The second priority is true sustainable development, by supporting through our foreign aid:

  • renewable energy for reliable local electricity;
     
  • tree planting to provide and stable ecosystems such as the Green Belt Movement in Kenya which restores dry rivers and groundwater; and
     
  • locally appropriate food production instead of export crops.

Empowering people to provide adequate food, shelter, and energy for themselves and their families is the most effective means towards peace.  We should not be supporting massive $10 billion high tech projects, for instance through our World Bank votes, that benefit elites in other countries and the multinational corporations.  The basics of our stable, peaceful society in the US (relatively speaking) are the same building blocks of peace in other societies – food, water, education, equality, justice and freedom, particularly for women.

I will oppose the US’s quiet, nearly invisible support for huge, polluting projects by multi-national corporations and oppressive governments, through votes in the World Bank and the International Monetary Fund.  The US recently supported a $5 billion loan guarantee to construct a new large petroleum refinery, when the same loan guarantee could have been supported building many solar panel factories instead.  I will publicize these backroom deals that are major drivers of pollution, dis-empowerment of local communities around the world, and which waste precious funds needed now for renewable energy and sustainable agriculture.

If we think foreign aid is expensive, consider that we spend just 3¢ a day on all peaceful development (education, human rights, democracy, anti-corruption, equality) through our State Department’s Agency for International Development (AID), for every $1 spent on violent conflict resolution, through our Department of Defense.  Preventing wars is much cheaper than fighting them.  And the most peaceful countries in the world are those with the highest equality and protection for women.  Survival and equality for women and girls is the quickest, most proven, cost-effective way to peace and sustainability.

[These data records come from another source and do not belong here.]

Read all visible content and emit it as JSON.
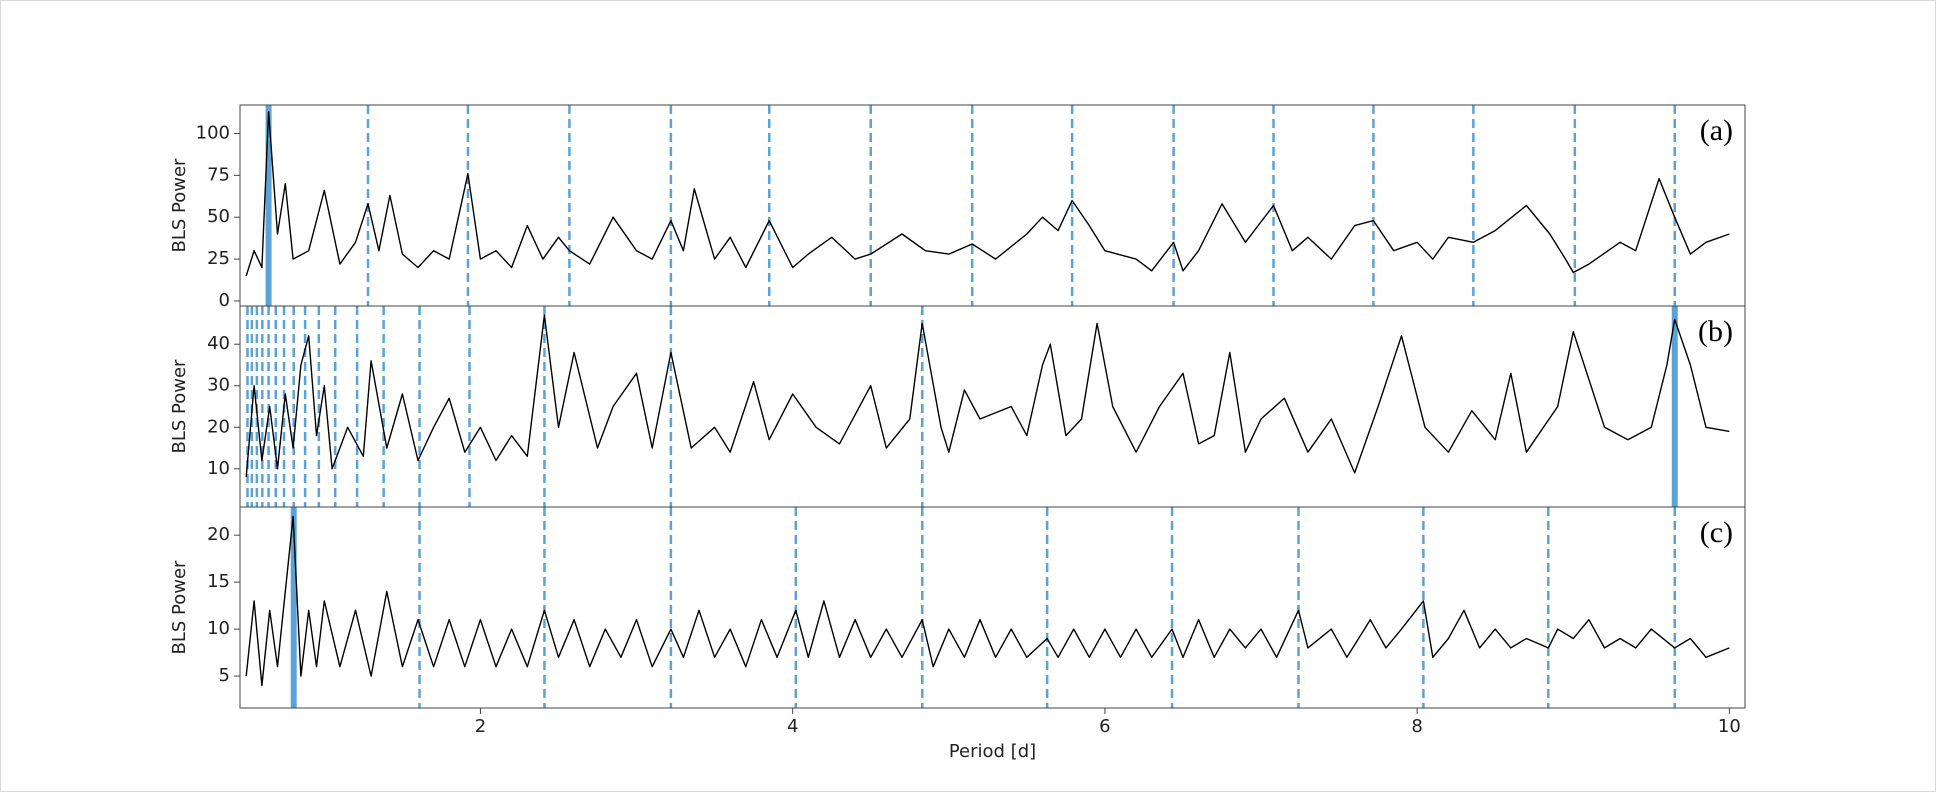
{
  "chart_data": [
    {
      "type": "line",
      "annotation": "(a)",
      "y_label": "BLS Power",
      "color": "#000000",
      "marker_color": "#5ba3d6",
      "xlim": [
        0.46,
        10.1
      ],
      "ylim": [
        -3,
        117
      ],
      "yticks": [
        0,
        25,
        50,
        75,
        100
      ],
      "peak": 0.643,
      "harmonics": [
        1.28,
        1.92,
        2.57,
        3.22,
        3.85,
        4.5,
        5.15,
        5.79,
        6.44,
        7.08,
        7.72,
        8.36,
        9.01,
        9.65
      ],
      "x": [
        0.5,
        0.55,
        0.6,
        0.643,
        0.7,
        0.75,
        0.8,
        0.9,
        1.0,
        1.1,
        1.2,
        1.28,
        1.35,
        1.42,
        1.5,
        1.6,
        1.7,
        1.8,
        1.92,
        2.0,
        2.1,
        2.2,
        2.3,
        2.4,
        2.5,
        2.57,
        2.7,
        2.85,
        3.0,
        3.1,
        3.22,
        3.3,
        3.37,
        3.5,
        3.6,
        3.7,
        3.85,
        4.0,
        4.1,
        4.25,
        4.4,
        4.5,
        4.7,
        4.85,
        5.0,
        5.15,
        5.3,
        5.5,
        5.6,
        5.7,
        5.79,
        5.9,
        6.0,
        6.2,
        6.3,
        6.44,
        6.5,
        6.6,
        6.75,
        6.9,
        7.08,
        7.2,
        7.3,
        7.45,
        7.6,
        7.72,
        7.85,
        8.0,
        8.1,
        8.2,
        8.36,
        8.5,
        8.7,
        8.85,
        8.95,
        9.0,
        9.1,
        9.3,
        9.4,
        9.55,
        9.65,
        9.75,
        9.85,
        10.0
      ],
      "values": [
        15,
        30,
        20,
        113,
        40,
        70,
        25,
        30,
        66,
        22,
        35,
        58,
        30,
        63,
        28,
        20,
        30,
        25,
        76,
        25,
        30,
        20,
        45,
        25,
        38,
        30,
        22,
        50,
        30,
        25,
        48,
        30,
        67,
        25,
        38,
        20,
        48,
        20,
        28,
        38,
        25,
        28,
        40,
        30,
        28,
        34,
        25,
        40,
        50,
        42,
        60,
        45,
        30,
        25,
        18,
        35,
        18,
        30,
        58,
        35,
        57,
        30,
        38,
        25,
        45,
        48,
        30,
        35,
        25,
        38,
        35,
        42,
        57,
        40,
        25,
        17,
        22,
        35,
        30,
        73,
        50,
        28,
        35,
        40
      ]
    },
    {
      "type": "line",
      "annotation": "(b)",
      "y_label": "BLS Power",
      "color": "#000000",
      "marker_color": "#5ba3d6",
      "xlim": [
        0.46,
        10.1
      ],
      "ylim": [
        0.8,
        49.2
      ],
      "yticks": [
        10,
        20,
        30,
        40
      ],
      "peak": 9.65,
      "harmonics": [
        4.83,
        3.22,
        2.41,
        1.93,
        1.61,
        1.38,
        1.21,
        1.07,
        0.965,
        0.877,
        0.804,
        0.742,
        0.689,
        0.643,
        0.603,
        0.568,
        0.536,
        0.508
      ],
      "x": [
        0.5,
        0.55,
        0.6,
        0.65,
        0.7,
        0.75,
        0.8,
        0.85,
        0.9,
        0.95,
        1.0,
        1.05,
        1.15,
        1.25,
        1.3,
        1.4,
        1.5,
        1.6,
        1.7,
        1.8,
        1.9,
        2.0,
        2.1,
        2.2,
        2.3,
        2.41,
        2.5,
        2.6,
        2.75,
        2.85,
        3.0,
        3.1,
        3.22,
        3.35,
        3.5,
        3.6,
        3.75,
        3.85,
        4.0,
        4.15,
        4.3,
        4.5,
        4.6,
        4.75,
        4.83,
        4.95,
        5.0,
        5.1,
        5.2,
        5.4,
        5.5,
        5.6,
        5.65,
        5.75,
        5.85,
        5.95,
        6.05,
        6.2,
        6.35,
        6.5,
        6.6,
        6.7,
        6.8,
        6.9,
        7.0,
        7.15,
        7.3,
        7.45,
        7.6,
        7.75,
        7.9,
        8.05,
        8.2,
        8.35,
        8.5,
        8.6,
        8.7,
        8.9,
        9.0,
        9.2,
        9.35,
        9.5,
        9.6,
        9.65,
        9.75,
        9.85,
        10.0
      ],
      "values": [
        8,
        30,
        12,
        25,
        10,
        28,
        15,
        35,
        42,
        18,
        30,
        10,
        20,
        13,
        36,
        15,
        28,
        12,
        20,
        27,
        14,
        20,
        12,
        18,
        13,
        47,
        20,
        38,
        15,
        25,
        33,
        15,
        38,
        15,
        20,
        14,
        31,
        17,
        28,
        20,
        16,
        30,
        15,
        22,
        45,
        20,
        14,
        29,
        22,
        25,
        18,
        35,
        40,
        18,
        22,
        45,
        25,
        14,
        25,
        33,
        16,
        18,
        38,
        14,
        22,
        27,
        14,
        22,
        9,
        25,
        42,
        20,
        14,
        24,
        17,
        33,
        14,
        25,
        43,
        20,
        17,
        20,
        35,
        46,
        35,
        20,
        19
      ]
    },
    {
      "type": "line",
      "annotation": "(c)",
      "y_label": "BLS Power",
      "x_label": "Period [d]",
      "color": "#000000",
      "marker_color": "#5ba3d6",
      "xlim": [
        0.46,
        10.1
      ],
      "ylim": [
        1.6,
        23
      ],
      "yticks": [
        5,
        10,
        15,
        20
      ],
      "xticks": [
        2,
        4,
        6,
        8,
        10
      ],
      "peak": 0.804,
      "harmonics": [
        1.61,
        2.41,
        3.22,
        4.02,
        4.83,
        5.63,
        6.43,
        7.24,
        8.04,
        8.84,
        9.65
      ],
      "x": [
        0.5,
        0.55,
        0.6,
        0.65,
        0.7,
        0.75,
        0.8,
        0.85,
        0.9,
        0.95,
        1.0,
        1.1,
        1.2,
        1.3,
        1.4,
        1.5,
        1.6,
        1.7,
        1.8,
        1.9,
        2.0,
        2.1,
        2.2,
        2.3,
        2.41,
        2.5,
        2.6,
        2.7,
        2.8,
        2.9,
        3.0,
        3.1,
        3.22,
        3.3,
        3.4,
        3.5,
        3.6,
        3.7,
        3.8,
        3.9,
        4.02,
        4.1,
        4.2,
        4.3,
        4.4,
        4.5,
        4.6,
        4.7,
        4.83,
        4.9,
        5.0,
        5.1,
        5.2,
        5.3,
        5.4,
        5.5,
        5.63,
        5.7,
        5.8,
        5.9,
        6.0,
        6.1,
        6.2,
        6.3,
        6.43,
        6.5,
        6.6,
        6.7,
        6.8,
        6.9,
        7.0,
        7.1,
        7.24,
        7.3,
        7.45,
        7.55,
        7.7,
        7.8,
        7.9,
        8.04,
        8.1,
        8.2,
        8.3,
        8.4,
        8.5,
        8.6,
        8.7,
        8.84,
        8.9,
        9.0,
        9.1,
        9.2,
        9.3,
        9.4,
        9.5,
        9.65,
        9.75,
        9.85,
        10.0
      ],
      "values": [
        5,
        13,
        4,
        12,
        6,
        14,
        22,
        5,
        12,
        6,
        13,
        6,
        12,
        5,
        14,
        6,
        11,
        6,
        11,
        6,
        11,
        6,
        10,
        6,
        12,
        7,
        11,
        6,
        10,
        7,
        11,
        6,
        10,
        7,
        12,
        7,
        10,
        6,
        11,
        7,
        12,
        7,
        13,
        7,
        11,
        7,
        10,
        7,
        11,
        6,
        10,
        7,
        11,
        7,
        10,
        7,
        9,
        7,
        10,
        7,
        10,
        7,
        10,
        7,
        10,
        7,
        11,
        7,
        10,
        8,
        10,
        7,
        12,
        8,
        10,
        7,
        11,
        8,
        10,
        13,
        7,
        9,
        12,
        8,
        10,
        8,
        9,
        8,
        10,
        9,
        11,
        8,
        9,
        8,
        10,
        8,
        9,
        7,
        8
      ]
    }
  ]
}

We should not use torture.  It is illegal here in the United States, and does not become ethical at a different latitude and longitude.  Torture makes a cruel hypocrisy out of every value we stand for by saying our excellent values as a nation are only for when it’s convenient to have those values.  It undermines all our foreign policy goals. Our values are our greatest asset, and they must be unshakeable to inspire trust and cooperation of millions more people than can be dealt with through rendition and torture.